Developers just want their ideas to generate money

HTML5 has offered salvation from the tyranny of apps for years, yet most mobile developers resolutely refuse to embrace the web. Despite HTML’s familiarity and promise of cross-device compatibility, native’s superior tooling and performance have convinced a generation of developers to go all in on native.

If only this were true.

The reality of “native” app development today is that virtually all apps include at least some HTML, if only for web views. There’s just no such thing as a pure native app.

We are all mudbloods, in other words. Much more of this mongrel app experience is needed, however, if we want the web to survive.

Yet, developers don’t fret over the future of the open web, they just want their apps to make money.

Today that money appears to derive from a native app experience. Take this VisionMobile survey, for example, which polled 10,000-plus developers to discover that HTML5 is popular, but it’s nobody's first choice:

Mindshare

The problem, as Javascript hipster and EmberJS developer Tom Dale told me in an interview, is that everyone is an HTML5 developer, but may simply not admit it:

If you look at the majority of "native" mobile apps written in 2014, how many of them contain significant portions authored using HTML and JavaScript?
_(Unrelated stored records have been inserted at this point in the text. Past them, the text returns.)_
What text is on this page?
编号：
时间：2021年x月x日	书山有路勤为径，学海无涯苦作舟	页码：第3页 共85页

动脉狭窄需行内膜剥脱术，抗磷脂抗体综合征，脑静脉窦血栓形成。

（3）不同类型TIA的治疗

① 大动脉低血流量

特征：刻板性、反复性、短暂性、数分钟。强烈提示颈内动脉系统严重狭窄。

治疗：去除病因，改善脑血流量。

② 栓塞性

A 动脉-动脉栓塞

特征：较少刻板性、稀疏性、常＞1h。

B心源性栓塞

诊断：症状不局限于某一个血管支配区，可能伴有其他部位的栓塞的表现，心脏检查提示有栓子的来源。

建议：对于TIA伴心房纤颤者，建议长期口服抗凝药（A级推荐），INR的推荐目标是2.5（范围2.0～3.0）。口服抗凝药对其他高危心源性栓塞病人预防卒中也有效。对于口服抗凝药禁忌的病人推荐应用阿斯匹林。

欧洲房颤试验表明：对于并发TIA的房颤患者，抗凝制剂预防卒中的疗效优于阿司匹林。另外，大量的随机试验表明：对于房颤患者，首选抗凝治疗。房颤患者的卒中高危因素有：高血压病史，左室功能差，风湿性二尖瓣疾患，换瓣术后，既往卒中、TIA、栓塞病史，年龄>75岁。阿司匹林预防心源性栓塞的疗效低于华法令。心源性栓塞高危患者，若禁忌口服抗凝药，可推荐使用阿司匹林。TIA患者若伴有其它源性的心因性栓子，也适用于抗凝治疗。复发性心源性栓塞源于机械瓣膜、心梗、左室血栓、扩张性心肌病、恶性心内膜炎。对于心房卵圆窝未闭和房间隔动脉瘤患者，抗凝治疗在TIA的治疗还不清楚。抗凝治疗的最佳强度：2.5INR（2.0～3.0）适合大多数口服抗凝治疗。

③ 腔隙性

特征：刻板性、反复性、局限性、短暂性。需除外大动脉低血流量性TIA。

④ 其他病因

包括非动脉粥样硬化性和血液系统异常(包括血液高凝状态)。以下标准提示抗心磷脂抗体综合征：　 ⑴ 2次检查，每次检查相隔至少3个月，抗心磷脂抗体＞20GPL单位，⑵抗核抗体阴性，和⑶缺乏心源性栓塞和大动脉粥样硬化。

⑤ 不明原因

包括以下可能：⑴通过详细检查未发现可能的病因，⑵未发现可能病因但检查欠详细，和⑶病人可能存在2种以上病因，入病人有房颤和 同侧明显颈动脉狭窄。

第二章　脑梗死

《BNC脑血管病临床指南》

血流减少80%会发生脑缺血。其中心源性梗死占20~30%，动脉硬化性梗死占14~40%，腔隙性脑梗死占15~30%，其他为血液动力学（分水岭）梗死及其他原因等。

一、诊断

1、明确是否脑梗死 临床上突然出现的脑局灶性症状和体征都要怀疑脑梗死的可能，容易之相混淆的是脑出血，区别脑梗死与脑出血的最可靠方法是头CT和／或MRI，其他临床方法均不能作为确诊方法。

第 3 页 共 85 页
The dirty little secret of native development is that huge swaths of the UIs we interact with every day are powered by Web technologies under the hood.

How huge is “huge”? By VisionMobile’s estimate, 47 per cent of all iOS apps and 42 per cent of Android apps are not “native” in the pure-blood sense of the word, but instead rely on HTML5. I suspect the percentages are actually higher, but whatever they are today, they’re about to get bigger as Apple puts HTML and JavaScript on steroids in iOS8.

Apple throws a lifeline

That’s right, Apple. It’s a lovely irony that the mobile web’s best chance may come from the company most responsible for the rise of native app development. For years Apple has been the standard-bearer for HTML5, even as Google has stumbled between its opposing strategies for Android.

As Dale styles it: “The Google of 2014 is an adolescent behemoth, with accompanying growing pains and identity crises. It's not surprising the signals coming out of it have been so mixed."

Apple, for its part, has no such identity crisis, despite profiting so much from its 30 per cent share of App Store-related sales. That’s because Apple ultimately wins if people buy its devices: the more and better apps on those devices, the more Apple can expect to sell.

Which is why Apple is releasing WKWebView, a replacement for UIWebView, which has been "tested and measured to have at least 4x the performance of UIWebView,” according to Sencha developer Ross Gerbasi. Not only will WKWebView offer a massive performance boost to hybrid web apps, but it also brings a host of hitherto missing functionality, at least to Safari in iOS 8:

Mixed support

"This has the potential to be a huge win for hybrid apps,” according to Gerbasi. Which is another way of saying WKWebView could be a huge win for all apps, because virtually all apps are hybrid.